Getting to Volcano Huts isn't easy.
The beginning of our journey was, for the most part, uneventful. We boarded the bus from BSÍ Bus Terminal in Reykjavík and headed west on Route 1, also known as the Ring Road. The Ring Road is a popular road trip choice for tourists, due to both its proximity to some of Iceland's best scenery and the fact that most of the route is paved. The ride was smooth as we gazed out the window at fields of Icelandic horses and immense cliffs with waterfalls running down the sides.
About an hour and a half had passed when our bus pulled into the N1 gas station in Hvolsvöllur. There, we boarded a second bus. This one was larger than the first, with massive tires elevating it far off of the ground. It was the bus that would take us across powerful rivers to our final destination, a remote hotel called Volcano Huts in the middle of Þórsmörk.
From that point on, it was a bumpy ride on gravel roads. At times, I couldn't even tell exactly where the road was, but thankfully, our driver had been navigating this area for a while. When we crossed the first river, the bus felt alive with excitement. Most of us hadn't been to Þórsmörk before, and we soon found out that the first river was minuscule compared to those that waited for us ahead.
The rivers got progressively larger as we moved closer to Volcano Huts. I knew from the "How to get here" section of their website that the last river would be the largest. It's called the Krossá River, and they urge you not to attempt the crossing, even in a specially equipped 4x4 car. "Be safe and hop on the bus across this last river," the website said.
And it was immediately clear when we arrived at that particular river. The current was strong, and it was the widest of them all; the distance from one side to the other caused me to question the bus's ability to make it across. We drove alongside the river for a few moments, and then the bus turned to the left. Somehow, the driver knew that this was the best spot to cross, though it looked as perilous as any other section. The entire time that we were in the river, I expected the current to take us away. But we got to the other side without incident.
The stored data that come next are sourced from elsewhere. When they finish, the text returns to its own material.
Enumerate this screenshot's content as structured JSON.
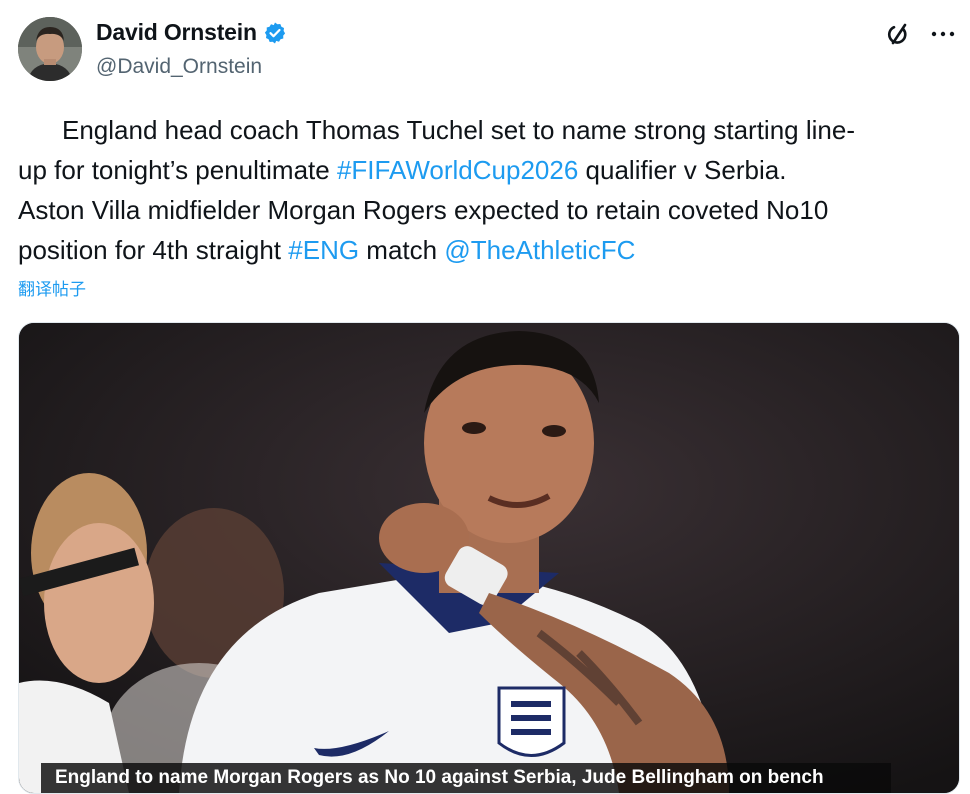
{
  "author": {
    "display_name": "David Ornstein",
    "handle": "@David_Ornstein",
    "verified": true
  },
  "tweet": {
    "line1": "England head coach Thomas Tuchel set to name strong starting line-",
    "line2_pre": "up for tonight’s penultimate ",
    "hashtag_fifa": "#FIFAWorldCup2026",
    "line2_post": " qualifier v Serbia.",
    "line3": "Aston Villa midfielder Morgan Rogers expected to retain coveted No10",
    "line4_pre": "position for 4th straight ",
    "hashtag_eng": "#ENG",
    "line4_mid": " match ",
    "mention": "@TheAthleticFC"
  },
  "translate_label": "翻译帖子",
  "media": {
    "caption": "England to name Morgan Rogers as No 10 against Serbia, Jude Bellingham on bench"
  },
  "colors": {
    "link": "#1d9bf0",
    "verified_badge": "#1d9bf0",
    "text_primary": "#0f1419",
    "text_secondary": "#536471"
  },
  "icons": [
    "grok-icon",
    "more-icon",
    "verified-icon"
  ]
}
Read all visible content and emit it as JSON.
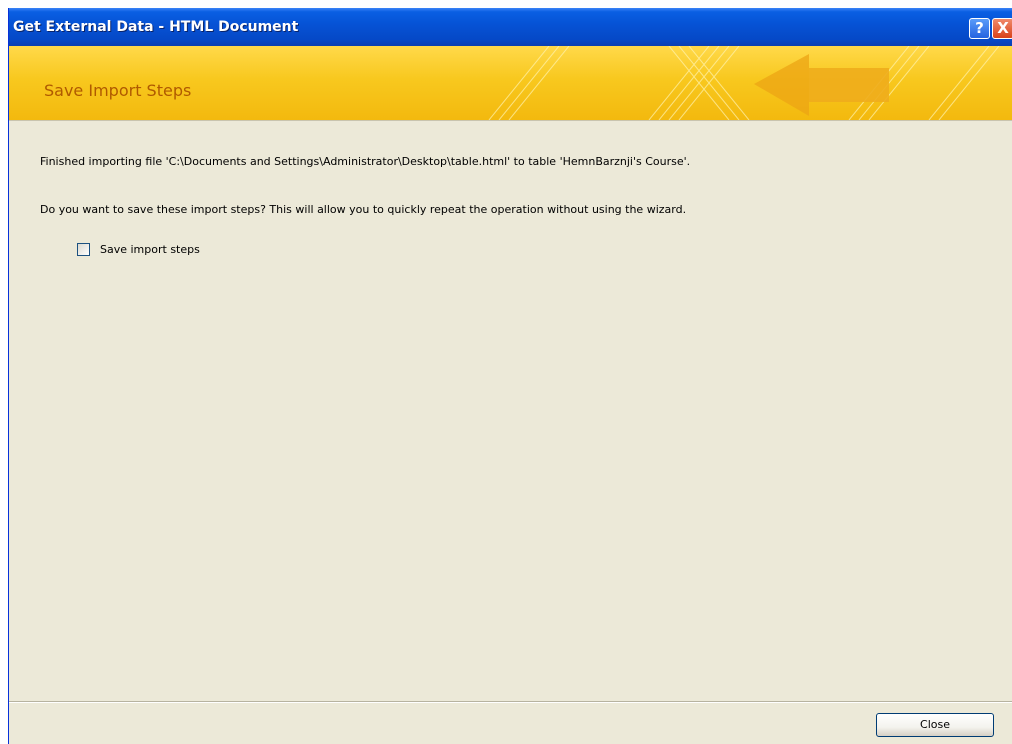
{
  "window": {
    "title": "Get External Data - HTML Document",
    "help_label": "?",
    "close_label": "X"
  },
  "banner": {
    "title": "Save Import Steps"
  },
  "content": {
    "finished_message": "Finished importing file 'C:\\Documents and Settings\\Administrator\\Desktop\\table.html' to table 'HemnBarznji's Course'.",
    "save_question": "Do you want to save these import steps? This will allow you to quickly repeat the operation without using the wizard.",
    "save_checkbox_label": "Save import steps",
    "save_checkbox_checked": false
  },
  "footer": {
    "close_button_label": "Close"
  },
  "colors": {
    "titlebar": "#0653d6",
    "banner": "#f8c81e",
    "banner_title": "#b05a00",
    "dialog_bg": "#ECE9D8"
  }
}
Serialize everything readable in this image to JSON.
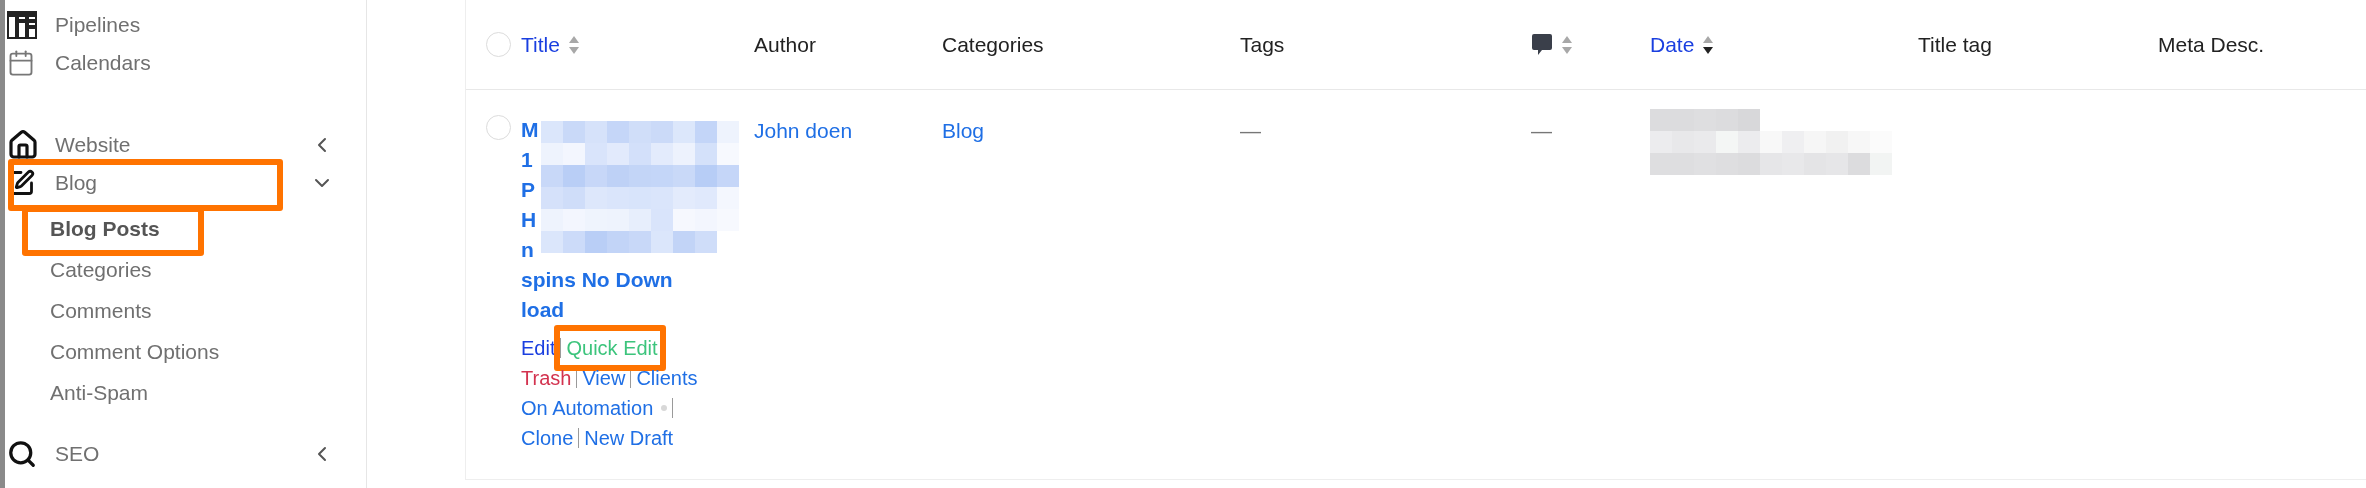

The journey to Volcano Huts may be difficult, but once guests arrive, they're rewarded with the nearly untouched nature of the Þórsmörk Nature Reserve. The accommodations are so remote that I was surprised by the welcoming and warm reception area, complete with a bar and a cozy lounge. We chose the "glamping," or glamorous camping, option at Volcano Huts, so we were led to a tent furnished with a real bed, carpet, and an electric heater. Volcano Huts also offers dormitories, cottages, and private rooms, plus a campsite area for those wanting to pitch their own tents.
Staying at Volcano Huts allows you to experience hotel-like amenities in the middle of nowhere. You can take a warm shower, enjoy a hot dinner buffet, and drink local draft beers. The lounge has books and puzzles to keep you entertained, as well as Wi-Fi. There's even a sauna and a manmade pool with geothermal water, perfect for relaxation after a full day of hiking.
It's not uncommon for tourists to avoid the warnings and attempt the river crossings on their own. One evening, Magnus Mar Einarsson, one of the Volcano Huts owners, showed us videos of failed river crossings. It made us increasingly satisfied with our decision to take the bus. At a nearby campsite, two volunteers told us that they had to rescue people from the rivers every single day. Failures occur even with a specialized car, because part of achieving success is knowing exactly where to cross. Snorkels can be attached to vehicles for better odds, allowing air intake in deeper waters.
The round-trip bus from BSÍ costs around $130, and unless you have experience fording a river outside of Oregon Trail, it's the most sensible option for reaching Volcano Huts. In the summer, you also have the option of reaching Þórsmörk on foot, using one of the many trails in the area. Portable pedestrian bridges are set up along the Krossá River
Living at Volcano Huts was a deep departure from the world we were used to, but the peace and quiet was unparalleled. Hikes from the hotel were often absent of any other humans, with the peaks providing stunning views over the entire nature reserve, rivers zigzagging in every direction. The dramatic landscape inspired the name of Þórsmörk, which comes from Thor, the Viking god known for his mountain-crushing hammer. Legend has it that Thor slammed down his hammer on this area and created the valleys, mountains, and rivers.
And as we walked along the trails, we found ourselves inclined to believe that this story was true.